On the general subject of reserve funds built up by the federal government, it is essential to keep in mind that the payment of the interest upon such funds rests in the final analysis upon the taxing power of government. Therefore, the financial stability of the annuity plan and the security of the promises made to the participants, rests upon the guarantee of the federal government to undertake to carry as much of the load as is not carried by the contributions of the prospective annuitants and their employers. In the development of the plan, the obligation of the government to protect the rights of the contributors should be regarded as a contractual, irrevocable obligation.
From what has been said, it is apparent that no matter how the plan is handled, there is no practicable way of avoiding eventually placing a heavy burden upon future generations in meeting the obligations to those who will make up the aged population of the future. This does not mean that these obligations should not be incurred. It does mean, however, that we should clearly understand the nature of our undertaking.
It should be pointed out that the elaborate calculations upon which a report of this kind rests assumes a relatively stable level of prices over the years, thus emphasizing the importance of general economic conditions in the satisfactory functioning of long range plans of the kind proposed. This does not imply that changes in price level will not occur, but that they cannot be forecast.
Pages 19 and 20.In connection with the voluntary old age annuities, we believe that in emphasizing the self-supporting features of the system, there should be a recommendation that periodically actuarial examinations should be made of the fund, and the rates for new entrants revised in accordance with experience.
Also that provision should be made for the charging to the voluntary annuity of all expenses that might be incurred by any branch of the government service in connection with the operation of the plan.
Page 20. We would suggest the following revision of paragraph 4:
The plan should be aimed primarily at the provision for old age income, and this objective should be recognized by issuing only annuity contracts without cash and loan values. Provision could also be made, if desired, for a return of premiums in the event of death prior to retirement.
ADDENDUM TO COMMENTS OF THE ACTUARIAL COMMITTEE ON THE RECOMMENDATIONS FOR OLD AGE SECURITY
Following the vote of the Executive Committee of the Technical Board to keep separate the financing of the Contributory Old Age Annuity Plan from the Old Age Pension Plan, it is recommended that the progress of the reserve funds of the annuity plan, (page 14 of the report) be shown without a federal subsidy until the reserve becomes exhausted.
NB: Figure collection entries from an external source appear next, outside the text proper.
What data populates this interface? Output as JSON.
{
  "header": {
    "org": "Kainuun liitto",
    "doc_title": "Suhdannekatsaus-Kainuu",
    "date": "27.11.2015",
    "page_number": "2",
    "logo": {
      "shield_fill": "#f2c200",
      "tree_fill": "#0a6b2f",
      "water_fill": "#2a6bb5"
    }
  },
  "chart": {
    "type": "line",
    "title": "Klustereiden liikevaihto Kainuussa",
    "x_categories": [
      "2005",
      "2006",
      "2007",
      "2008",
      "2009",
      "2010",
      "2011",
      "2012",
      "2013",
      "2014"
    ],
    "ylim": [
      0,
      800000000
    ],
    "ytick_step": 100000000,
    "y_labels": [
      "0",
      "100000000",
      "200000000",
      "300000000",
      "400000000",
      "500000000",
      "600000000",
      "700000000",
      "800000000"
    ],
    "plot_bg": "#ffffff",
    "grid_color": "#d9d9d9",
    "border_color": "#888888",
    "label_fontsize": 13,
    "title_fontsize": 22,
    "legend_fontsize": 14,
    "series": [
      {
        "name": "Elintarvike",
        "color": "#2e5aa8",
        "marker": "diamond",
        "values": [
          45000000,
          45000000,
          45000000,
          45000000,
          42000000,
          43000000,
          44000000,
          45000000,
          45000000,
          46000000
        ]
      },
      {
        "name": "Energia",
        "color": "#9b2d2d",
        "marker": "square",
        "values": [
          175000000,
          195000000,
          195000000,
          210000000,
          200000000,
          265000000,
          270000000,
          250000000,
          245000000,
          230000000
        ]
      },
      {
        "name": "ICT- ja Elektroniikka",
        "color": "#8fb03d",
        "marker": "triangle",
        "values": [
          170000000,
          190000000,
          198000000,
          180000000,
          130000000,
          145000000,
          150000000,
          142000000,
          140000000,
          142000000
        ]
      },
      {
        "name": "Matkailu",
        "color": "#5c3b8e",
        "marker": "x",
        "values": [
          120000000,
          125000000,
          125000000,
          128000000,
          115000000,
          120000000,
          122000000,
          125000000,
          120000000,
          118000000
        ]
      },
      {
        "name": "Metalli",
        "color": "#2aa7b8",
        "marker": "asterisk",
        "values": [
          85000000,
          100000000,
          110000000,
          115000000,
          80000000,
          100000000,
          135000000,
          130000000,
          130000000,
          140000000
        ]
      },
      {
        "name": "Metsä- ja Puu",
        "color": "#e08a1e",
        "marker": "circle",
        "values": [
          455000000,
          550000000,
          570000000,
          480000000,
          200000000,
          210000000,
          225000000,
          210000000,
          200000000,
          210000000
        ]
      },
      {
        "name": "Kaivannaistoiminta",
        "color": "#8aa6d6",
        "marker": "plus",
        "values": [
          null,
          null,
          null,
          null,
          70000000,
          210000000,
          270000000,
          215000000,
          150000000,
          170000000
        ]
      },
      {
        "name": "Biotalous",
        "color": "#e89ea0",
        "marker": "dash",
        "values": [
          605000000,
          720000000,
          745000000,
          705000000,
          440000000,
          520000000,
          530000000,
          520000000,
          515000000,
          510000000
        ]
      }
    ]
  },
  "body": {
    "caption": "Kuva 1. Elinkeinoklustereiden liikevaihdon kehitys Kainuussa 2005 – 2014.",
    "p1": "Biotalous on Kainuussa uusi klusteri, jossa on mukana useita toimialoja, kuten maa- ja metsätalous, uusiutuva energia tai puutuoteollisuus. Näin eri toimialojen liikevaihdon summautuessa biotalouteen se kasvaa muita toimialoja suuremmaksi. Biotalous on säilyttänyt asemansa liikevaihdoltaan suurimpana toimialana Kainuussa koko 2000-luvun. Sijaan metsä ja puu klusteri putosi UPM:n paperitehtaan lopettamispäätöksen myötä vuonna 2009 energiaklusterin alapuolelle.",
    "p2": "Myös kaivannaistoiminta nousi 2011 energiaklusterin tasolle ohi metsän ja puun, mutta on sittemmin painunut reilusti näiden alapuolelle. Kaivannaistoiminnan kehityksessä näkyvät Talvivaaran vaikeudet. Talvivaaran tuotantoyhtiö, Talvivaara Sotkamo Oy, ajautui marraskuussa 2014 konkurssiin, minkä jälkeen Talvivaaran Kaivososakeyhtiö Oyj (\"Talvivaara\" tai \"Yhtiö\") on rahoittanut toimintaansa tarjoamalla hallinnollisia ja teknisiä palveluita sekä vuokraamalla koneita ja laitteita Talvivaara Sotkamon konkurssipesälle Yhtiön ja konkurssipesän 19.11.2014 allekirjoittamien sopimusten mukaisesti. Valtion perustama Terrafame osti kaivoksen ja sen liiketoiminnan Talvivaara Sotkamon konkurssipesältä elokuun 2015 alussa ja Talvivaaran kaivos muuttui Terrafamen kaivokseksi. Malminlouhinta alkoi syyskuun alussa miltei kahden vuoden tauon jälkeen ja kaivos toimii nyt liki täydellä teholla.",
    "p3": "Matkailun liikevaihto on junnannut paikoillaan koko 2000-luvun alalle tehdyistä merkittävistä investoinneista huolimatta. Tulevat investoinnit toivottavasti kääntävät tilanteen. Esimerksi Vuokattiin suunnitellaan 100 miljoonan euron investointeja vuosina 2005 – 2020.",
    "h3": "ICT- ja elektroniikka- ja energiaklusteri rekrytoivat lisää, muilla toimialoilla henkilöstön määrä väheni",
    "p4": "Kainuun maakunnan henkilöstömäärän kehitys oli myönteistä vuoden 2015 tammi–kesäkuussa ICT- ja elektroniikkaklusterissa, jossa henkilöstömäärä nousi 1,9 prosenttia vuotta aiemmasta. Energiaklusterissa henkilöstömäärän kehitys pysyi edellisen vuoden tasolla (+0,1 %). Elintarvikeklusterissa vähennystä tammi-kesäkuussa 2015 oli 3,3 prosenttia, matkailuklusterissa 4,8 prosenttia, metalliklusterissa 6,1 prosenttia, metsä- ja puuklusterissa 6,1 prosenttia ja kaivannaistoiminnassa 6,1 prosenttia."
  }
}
It is recommended further that paragraph 4 of page 7 of the report, in regard to the borrowing of annuity reserve funds for subsidies to old age pension plans, be amplified by the inclusion of a schedule showing the extent to which government would increase its indebtedness if it proceeded to borrow, up to the full amount available in the reserve at any time, the amounts required for subsidies to old age pension plans.
It is desired to revise the comments with reference to page 6 of the report as follows:
In connection with the conditions necessary for eligibility to a pension, we believe that account should be taken of change of residence from state to state as it is bound to be met in practice. When this occurs, the plan should provide that the individual will neither gain nor lose by the transfer.